Selain itu, Setara menuntut agar otoritas bidang pendidikan di kota yang dikenal sebagai ‘Kota Pendidikan’ ini mengambil prakarsa yang lebih untuk membangun toleransi dan memperkuat kebinekaan dalam keseharian hidup warganya serta mengonkretkan Pancasila sebagai basis nilai dan sistem etika kolektif.

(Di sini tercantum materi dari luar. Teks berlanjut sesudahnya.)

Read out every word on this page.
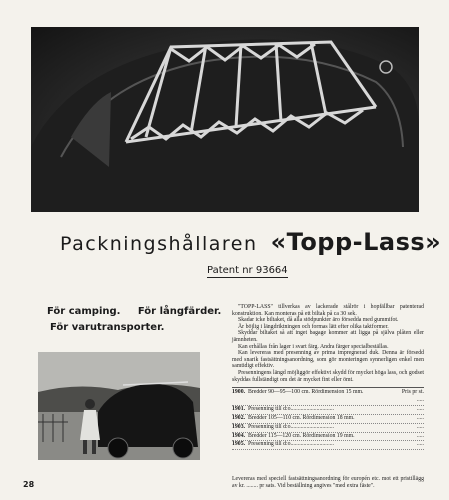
Packningshållaren «Topp-Lass»
Patent nr 93664
För camping.     För långfärder.
För varutransporter.

"TOPP-LASS" tillverkas av lackerade stålrör i hopfällbar patenterad konstruktion. Kan monteras på ett biltak på ca 30 sek.

Skadar icke biltaket, då alla stödpunkter äro försedda med gummifot.

Är böjlig i längdriktningen och formas lätt efter olika taktformer.

Skyddar biltaket så att inget bagage kommer att ligga på själva plåten eller jämnheten.

Kan erhållas från lager i svart färg. Andra färger specialbeställas.

Kan levereras med presenning av prima impregnerad duk. Denna är försedd med snarik fastsättningsanordning, som gör monteringen synnerligen enkel men samtidigt effektiv.

Presenningens längd möjliggör effektivt skydd för mycket höga lass, och godset skyddas fullständigt om det är mycket fint eller ömt.

1900. Bredder 90—95—100 cm. Rördimension 15 mm.	Pris pr st. .....
1901. Presenning till d:o..............................	.....
1902. Bredder 105—110 cm. Rördimension 18 mm.	.....
1903. Presenning till d:o..............................	.....
1904. Bredder 115—120 cm. Rördimension 19 mm.	.....
1905. Presenning till d:o..............................	.....
Levereras med speciell fastsättningsanordning för europén etc. mot ett pristillägg av kr. ........ pr sats. Vid beställning angives "med extra fäste".
28
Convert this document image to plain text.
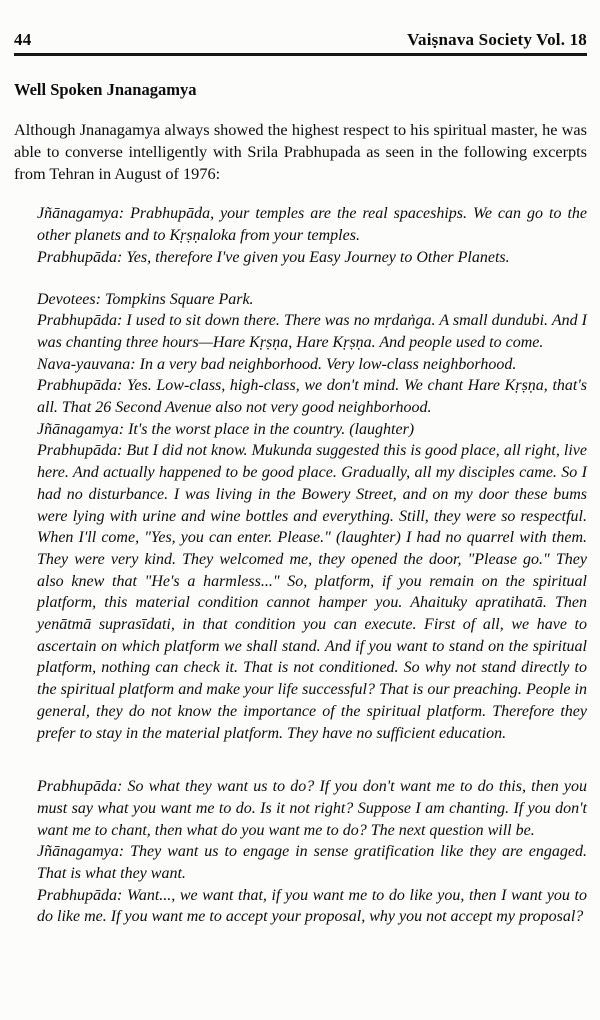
44	Vaiṣnava Society Vol. 18
Well Spoken Jnanagamya

Although Jnanagamya always showed the highest respect to his spiritual master, he was able to converse intelligently with Srila Prabhupada as seen in the following excerpts from Tehran in August of 1976:

Jñānagamya: Prabhupāda, your temples are the real spaceships. We can go to the other planets and to Kṛṣṇaloka from your temples.

Prabhupāda: Yes, therefore I've given you Easy Journey to Other Planets.

Devotees: Tompkins Square Park.

Prabhupāda: I used to sit down there. There was no mṛdaṅga. A small dundubi. And I was chanting three hours—Hare Kṛṣṇa, Hare Kṛṣṇa. And people used to come.

Nava-yauvana: In a very bad neighborhood. Very low-class neighborhood.

Prabhupāda: Yes. Low-class, high-class, we don't mind. We chant Hare Kṛṣṇa, that's all. That 26 Second Avenue also not very good neighborhood.

Jñānagamya: It's the worst place in the country. (laughter)

Prabhupāda: But I did not know. Mukunda suggested this is good place, all right, live here. And actually happened to be good place. Gradually, all my disciples came. So I had no disturbance. I was living in the Bowery Street, and on my door these bums were lying with urine and wine bottles and everything. Still, they were so respectful. When I'll come, "Yes, you can enter. Please." (laughter) I had no quarrel with them. They were very kind. They welcomed me, they opened the door, "Please go." They also knew that "He's a harmless..." So, platform, if you remain on the spiritual platform, this material condition cannot hamper you. Ahaituky apratihatā. Then yenātmā suprasīdati, in that condition you can execute. First of all, we have to ascertain on which platform we shall stand. And if you want to stand on the spiritual platform, nothing can check it. That is not conditioned. So why not stand directly to the spiritual platform and make your life successful? That is our preaching. People in general, they do not know the importance of the spiritual platform. Therefore they prefer to stay in the material platform. They have no sufficient education.

Prabhupāda: So what they want us to do? If you don't want me to do this, then you must say what you want me to do. Is it not right? Suppose I am chanting. If you don't want me to chant, then what do you want me to do? The next question will be.

Jñānagamya: They want us to engage in sense gratification like they are engaged. That is what they want.

Prabhupāda: Want..., we want that, if you want me to do like you, then I want you to do like me. If you want me to accept your proposal, why you not accept my proposal?
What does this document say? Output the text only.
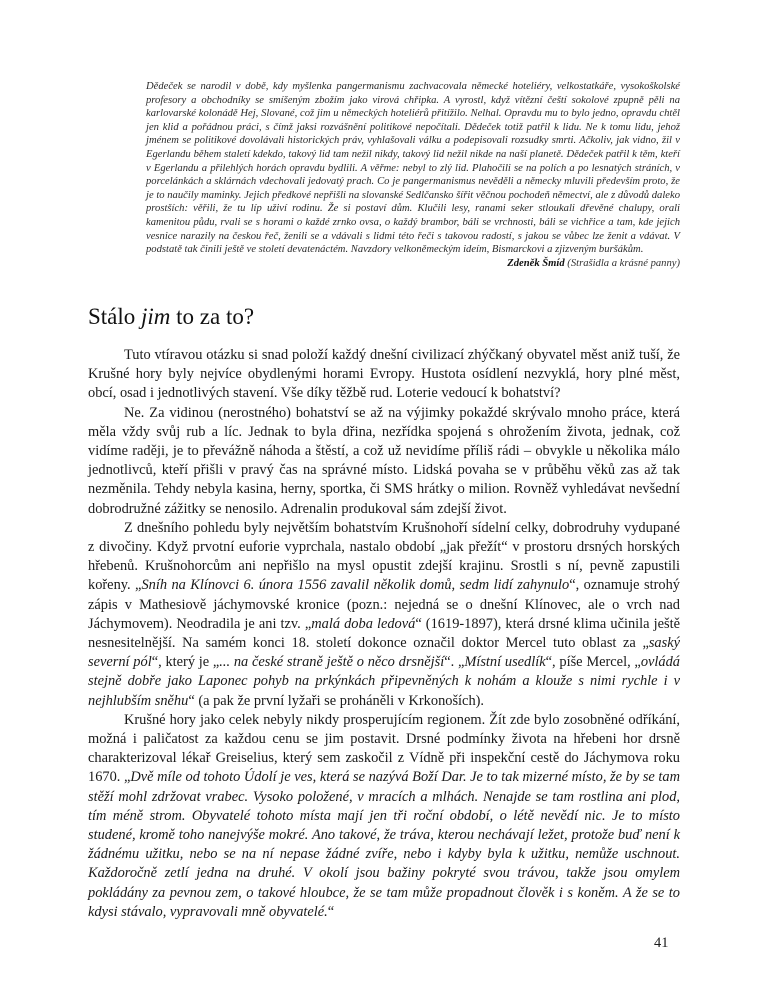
Dědeček se narodil v době, kdy myšlenka pangermanismu zachvacovala německé hoteliéry, velkostatkáře, vysokoškolské profesory a obchodníky se smíšeným zbožím jako virová chřipka. A vyrostl, když vítězní čeští sokolové zpupně pěli na karlovarské kolonádě Hej, Slované, což jim u německých hoteliérů přitížilo. Nelhal. Opravdu mu to bylo jedno, opravdu chtěl jen klid a pořádnou práci, s čímž jaksi rozvášnění politikové nepočítali. Dědeček totiž patřil k lidu. Ne k tomu lidu, jehož jménem se politikové dovolávali historických práv, vyhlašovali válku a podepisovali rozsudky smrti. Ačkoliv, jak vidno, žil v Egerlandu během staletí kdekdo, takový lid tam nežil nikdy, takový lid nežil nikde na naší planetě. Dědeček patřil k těm, kteří v Egerlandu a přilehlých horách opravdu bydlili. A věřme: nebyl to zlý lid. Plahočili se na polích a po lesnatých stráních, v porcelánkách a sklárnách vdechovali jedovatý prach. Co je pangermanismus nevěděli a německy mluvili především proto, že je to naučily maminky. Jejich předkové nepřišli na slovanské Sedlčansko šířit věčnou pochodeň němectví, ale z důvodů daleko prostších: věřili, že tu líp uživí rodinu. Že si postaví dům. Klučili lesy, ranami seker stloukali dřevěné chalupy, orali kamenitou půdu, rvali se s horami o každé zrnko ovsa, o každý brambor, báli se vrchnosti, báli se vichřice a tam, kde jejich vesnice narazily na českou řeč, ženili se a vdávali s lidmi této řeči s takovou radostí, s jakou se vůbec lze ženit a vdávat. V podstatě tak činili ještě ve století devatenáctém. Navzdory velkoněmeckým ideím, Bismarckovi a zjizveným buršákům.

Zdeněk Šmíd (Strašidla a krásné panny)

Stálo jim to za to?

Tuto vtíravou otázku si snad položí každý dnešní civilizací zhýčkaný obyvatel měst aniž tuší, že Krušné hory byly nejvíce obydlenými horami Evropy. Hustota osídlení nezvyklá, hory plné měst, obcí, osad i jednotlivých stavení. Vše díky těžbě rud. Loterie vedoucí k bohatství?

Ne. Za vidinou (nerostného) bohatství se až na výjimky pokaždé skrývalo mnoho práce, která měla vždy svůj rub a líc. Jednak to byla dřina, nezřídka spojená s ohrožením života, jednak, což vidíme raději, je to převážně náhoda a štěstí, a což už nevidíme příliš rádi – obvykle u několika málo jednotlivců, kteří přišli v pravý čas na správné místo. Lidská povaha se v průběhu věků zas až tak nezměnila. Tehdy nebyla kasina, herny, sportka, či SMS hrátky o milion. Rovněž vyhledávat nevšední dobrodružné zážitky se nenosilo. Adrenalin produkoval sám zdejší život.

Z dnešního pohledu byly největším bohatstvím Krušnohoří sídelní celky, dobrodruhy vydupané z divočiny. Když prvotní euforie vyprchala, nastalo období „jak přežít“ v prostoru drsných horských hřebenů. Krušnohorcům ani nepřišlo na mysl opustit zdejší krajinu. Srostli s ní, pevně zapustili kořeny. „Sníh na Klínovci 6. února 1556 zavalil několik domů, sedm lidí zahynulo“, oznamuje strohý zápis v Mathesiově jáchymovské kronice (pozn.: nejedná se o dnešní Klínovec, ale o vrch nad Jáchymovem). Neodradila je ani tzv. „malá doba ledová“ (1619-1897), která drsné klima učinila ještě nesnesitelnější. Na samém konci 18. století dokonce označil doktor Mercel tuto oblast za „saský severní pól“, který je „... na české straně ještě o něco drsnější“. „Místní usedlík“, píše Mercel, „ovládá stejně dobře jako Laponec pohyb na prkýnkách připevněných k nohám a klouže s nimi rychle i v nejhlubším sněhu“ (a pak že první lyžaři se proháněli v Krkonoších).

Krušné hory jako celek nebyly nikdy prosperujícím regionem. Žít zde bylo zosobněné odříkání, možná i paličatost za každou cenu se jim postavit. Drsné podmínky života na hřebeni hor drsně charakterizoval lékař Greiselius, který sem zaskočil z Vídně při inspekční cestě do Jáchymova roku 1670. „Dvě míle od tohoto Údolí je ves, která se nazývá Boží Dar. Je to tak mizerné místo, že by se tam stěží mohl zdržovat vrabec. Vysoko položené, v mracích a mlhách. Nenajde se tam rostlina ani plod, tím méně strom. Obyvatelé tohoto místa mají jen tři roční období, o létě nevědí nic. Je to místo studené, kromě toho nanejvýše mokré. Ano takové, že tráva, kterou nechávají ležet, protože buď není k žádnému užitku, nebo se na ní nepase žádné zvíře, nebo i kdyby byla k užitku, nemůže uschnout. Každoročně zetlí jedna na druhé. V okolí jsou bažiny pokryté svou trávou, takže jsou omylem pokládány za pevnou zem, o takové hloubce, že se tam může propadnout člověk i s koněm. A že se to kdysi stávalo, vypravovali mně obyvatelé.“

41
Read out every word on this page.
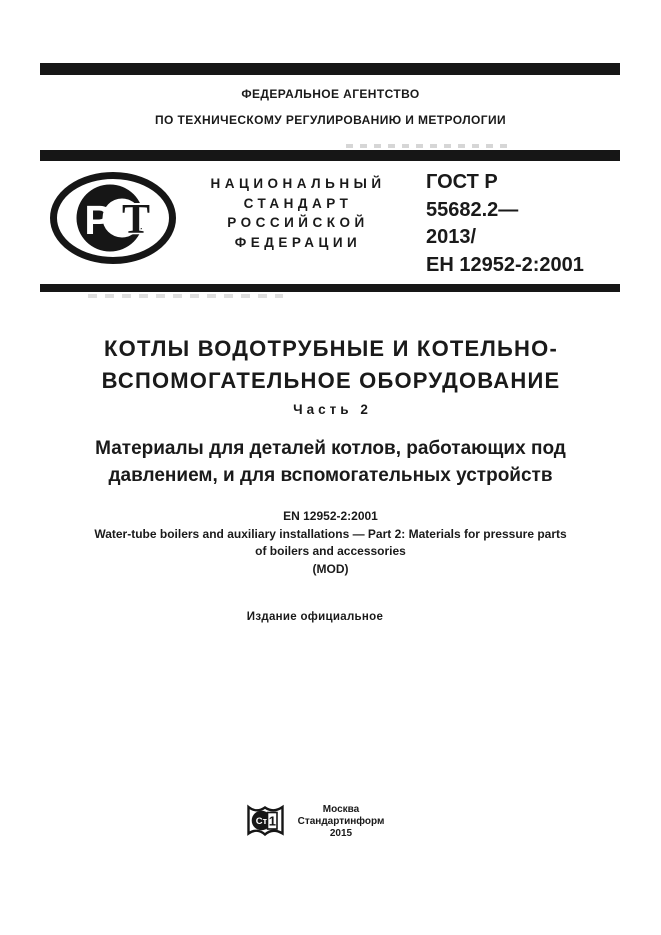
ФЕДЕРАЛЬНОЕ АГЕНТСТВО
ПО ТЕХНИЧЕСКОМУ РЕГУЛИРОВАНИЮ И МЕТРОЛОГИИ
Р Т
НАЦИОНАЛЬНЫЙ
СТАНДАРТ
РОССИЙСКОЙ
ФЕДЕРАЦИИ
ГОСТ Р
55682.2—
2013/
ЕН 12952-2:2001
КОТЛЫ ВОДОТРУБНЫЕ И КОТЕЛЬНО-
ВСПОМОГАТЕЛЬНОЕ ОБОРУДОВАНИЕ
Часть 2
Материалы для деталей котлов, работающих под
давлением, и для вспомогательных устройств
EN 12952-2:2001
Water-tube boilers and auxiliary installations — Part 2: Materials for pressure parts
of boilers and accessories
(MOD)
Издание официальное
Ст 1
Москва
Стандартинформ
2015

“Karena itu, kami mengimbau optimalisasi peran para tokoh agama untuk mengarusutamakan moderasi paham keagamaan dan membangun tata sosial yang inklusif dan kohesi sosial yang menghimpun seluruh perbedaan identitas untuk dapat hidup berdampingan secara damai (peaceful co-existence),” katanya. (Gan)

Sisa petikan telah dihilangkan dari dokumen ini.